Currently she sees injection wells and “horizontal fracturing” a process that extracts gas from deep deposits underground as a threat to the health of communities. Ohio has thousands of injection wells – holes in the ground in which waste containing various pollutants from oil and gas extraction are dumped. And there’s a new push from energy companies to lease land for extracting gas from underground deposits embedded in shale, hundreds of feet below ground. Many believe these activities pose environmental and health dangers, especially with regard to water quality.“I know that people can and must stand up for what is best for their communities – and the health of the people within them,” said Young. “People can stop harmful projects. Knowing that, I just can’t sit by. I have to put my experience to work for the good of communities.”
What stands out most about Young is her unwavering focus and dedication. She admits sometimes she stays up all night reading the fine print of various technical documents. Most of us would have given up by now. But not Young.
Her little act of saving a skullcap bush lit a big fire of activism that still burns brightly – Young’s commitment to protecting people and the land seems to have grown ever stronger.
Photos courtesy of Elisa Young, except where noted in the caption. Feature story by Bojinka Bishop.
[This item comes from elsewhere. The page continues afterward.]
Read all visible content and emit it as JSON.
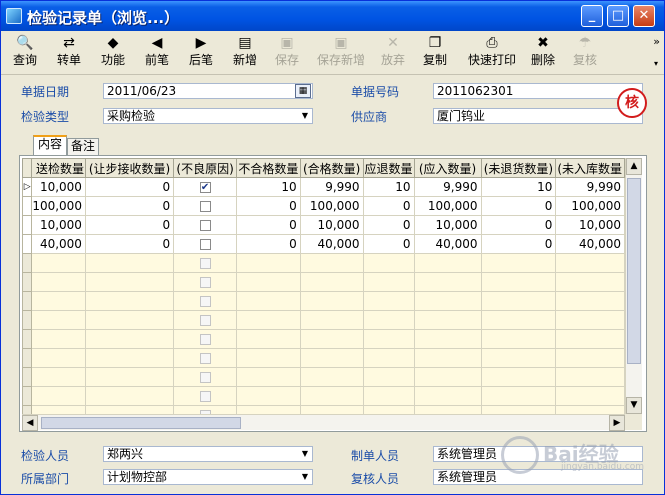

For more stories about people doing important and fascinating things, click on the “People” tab in the blue navigation bar at the top of the page.
Editor’s Note: According to Eric Klinenberg, author of Going Solo, The Extraordinary Rise and Surprising Appeal of Living Alone, “… people who live alone tend to be more involved in volunteering in civic groups [than married people.] From an interview on the Diane Rehm Show, Feb. 7, 2012.
And Bella DePaulo in her book, Singlism, noted a study by E. Kay Trimberger (in The New Single Woman, Beacon Press, 2005) that showed singles have strong ties to their extended families, are adept at forming networks of friends, and are very involved in their communities.